Herein we provide for the activated sludge process, through which organic and inorganic suspended solids and part of the dissolved solids achieve the capability of settling.
The principle is based on the utilisation of aerobic bacteria colonies, naturally present in wastewater; these bacteria have three fundamental characteristics:
- they accomplish their vital cycle metabolising the organic matter
- they reproduce increasing quickly.
- they tend to live in and to form colonies
To assimilate and to transform organic matter, the bacteria need oxygen as support of combustion. The final products of this process are H2O, CO2 and new living substance.
The oxygen source will be, partly, the one existing in the water and, partly, that supplied from outside. In this way the natural bio-degradation process accelerates: it should have otherwise taken a longer and thus unacceptable time. The oxygen feed causes a very fast multiplication of the bacteria, they get together in colonies and aggregate in “flakes”.

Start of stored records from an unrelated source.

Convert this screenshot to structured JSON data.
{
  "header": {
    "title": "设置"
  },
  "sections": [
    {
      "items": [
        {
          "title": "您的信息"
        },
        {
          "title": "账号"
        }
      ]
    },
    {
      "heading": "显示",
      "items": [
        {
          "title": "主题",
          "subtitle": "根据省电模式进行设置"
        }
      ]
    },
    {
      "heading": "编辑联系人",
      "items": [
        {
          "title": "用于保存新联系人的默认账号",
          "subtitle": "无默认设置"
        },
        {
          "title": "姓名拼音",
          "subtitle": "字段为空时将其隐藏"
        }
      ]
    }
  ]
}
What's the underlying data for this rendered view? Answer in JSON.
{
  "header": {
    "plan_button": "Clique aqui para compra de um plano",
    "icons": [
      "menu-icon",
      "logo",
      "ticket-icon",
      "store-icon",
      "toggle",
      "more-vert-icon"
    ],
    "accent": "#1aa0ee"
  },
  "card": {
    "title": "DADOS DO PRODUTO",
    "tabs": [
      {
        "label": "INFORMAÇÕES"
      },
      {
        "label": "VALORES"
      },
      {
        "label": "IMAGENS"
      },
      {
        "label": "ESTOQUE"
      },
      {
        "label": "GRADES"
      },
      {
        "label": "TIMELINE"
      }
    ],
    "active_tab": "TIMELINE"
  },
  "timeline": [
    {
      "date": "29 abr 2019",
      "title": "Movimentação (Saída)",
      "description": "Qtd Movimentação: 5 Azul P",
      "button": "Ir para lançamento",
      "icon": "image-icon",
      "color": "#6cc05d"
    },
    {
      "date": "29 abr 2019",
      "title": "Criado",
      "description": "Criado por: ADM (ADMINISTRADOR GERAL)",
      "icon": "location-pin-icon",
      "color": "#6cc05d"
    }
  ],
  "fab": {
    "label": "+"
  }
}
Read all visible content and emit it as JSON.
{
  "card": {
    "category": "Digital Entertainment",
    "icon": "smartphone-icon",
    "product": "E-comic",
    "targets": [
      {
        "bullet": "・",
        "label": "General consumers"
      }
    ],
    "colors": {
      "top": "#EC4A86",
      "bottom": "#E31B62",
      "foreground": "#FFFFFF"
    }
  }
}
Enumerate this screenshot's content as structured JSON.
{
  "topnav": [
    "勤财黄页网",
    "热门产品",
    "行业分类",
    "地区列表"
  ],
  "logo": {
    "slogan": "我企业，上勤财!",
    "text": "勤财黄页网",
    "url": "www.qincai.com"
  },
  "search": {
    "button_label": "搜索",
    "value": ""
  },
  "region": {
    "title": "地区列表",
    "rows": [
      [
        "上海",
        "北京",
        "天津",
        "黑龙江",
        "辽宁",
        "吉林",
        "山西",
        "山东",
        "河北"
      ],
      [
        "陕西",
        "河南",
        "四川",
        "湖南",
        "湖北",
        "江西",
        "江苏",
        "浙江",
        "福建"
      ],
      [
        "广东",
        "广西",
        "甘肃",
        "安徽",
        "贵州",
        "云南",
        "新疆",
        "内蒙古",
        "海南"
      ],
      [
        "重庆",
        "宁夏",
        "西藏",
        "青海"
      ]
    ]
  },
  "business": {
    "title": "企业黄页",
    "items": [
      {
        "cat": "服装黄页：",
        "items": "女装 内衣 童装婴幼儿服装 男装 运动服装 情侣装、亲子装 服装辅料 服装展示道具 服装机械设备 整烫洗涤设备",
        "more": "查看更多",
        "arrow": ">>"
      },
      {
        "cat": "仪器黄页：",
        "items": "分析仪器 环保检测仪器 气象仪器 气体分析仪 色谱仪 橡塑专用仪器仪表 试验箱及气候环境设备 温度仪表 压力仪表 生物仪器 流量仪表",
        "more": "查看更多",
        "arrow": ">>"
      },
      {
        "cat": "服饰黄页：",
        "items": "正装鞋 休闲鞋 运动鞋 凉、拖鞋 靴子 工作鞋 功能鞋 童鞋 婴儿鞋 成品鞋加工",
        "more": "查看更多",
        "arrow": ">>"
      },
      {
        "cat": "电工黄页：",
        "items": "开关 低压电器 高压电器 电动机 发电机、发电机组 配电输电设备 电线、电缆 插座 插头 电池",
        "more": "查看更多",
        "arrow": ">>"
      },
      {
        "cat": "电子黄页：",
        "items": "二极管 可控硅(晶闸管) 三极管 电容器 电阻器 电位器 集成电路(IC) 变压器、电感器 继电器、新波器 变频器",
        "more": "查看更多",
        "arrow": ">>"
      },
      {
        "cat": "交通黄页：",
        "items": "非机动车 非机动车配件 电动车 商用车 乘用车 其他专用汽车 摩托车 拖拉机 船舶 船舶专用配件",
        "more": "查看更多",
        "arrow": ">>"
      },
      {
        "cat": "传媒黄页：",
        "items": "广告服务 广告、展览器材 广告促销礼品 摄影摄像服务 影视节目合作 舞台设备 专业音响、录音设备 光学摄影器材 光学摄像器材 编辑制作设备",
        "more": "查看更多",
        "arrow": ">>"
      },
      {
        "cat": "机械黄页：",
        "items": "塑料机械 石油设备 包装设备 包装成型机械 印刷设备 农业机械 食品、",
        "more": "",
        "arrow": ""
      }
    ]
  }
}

In these flakes, protoplasm cells, coming from organic synthesis, organic metabolised solids and residual organic matter of vital bacteria cycle, are concentrated. Moreover, organic and inorganic non separable solids adhere to the flakes by adsorption.
Sludge flakes have two characteristics:
- they settle by gravity
- they have high concentration of active organic matter, wherefrom the term of “activated” sludge flakes.
The wastewater is fed with air through an aeration system consisting of:
- fine bubble membrane disc diffusers, with related headers, manifolds and accessories, placed on the bottom of the tank and producing fine bubbles (about 1.5 mm of diameter)
- air compressor station with superchargers or centrifugal blowers.
This is the most efficient aeration system under oxygen transfer point of view, performing the highest energy savings. As in the oxidation stage the energy consumption is equal to 50-60 %, or more, of the total energy consumption, the aforesaid system is very important in the economy of the whole plant. Moreover no aerosol is produced, high flexibility is ensured and, in winter, the warm (50-60° C) incoming air assures an average temperature of the water, which is sufficient and necessary for the process.
An oxygen meter provides for the monitoring of the O2 concentration in the water. The air flow is increased or reduced by a signal (4-20 mA) which “informs” the blower station. This happens by means of a converter or a mechanical flow adjustment system.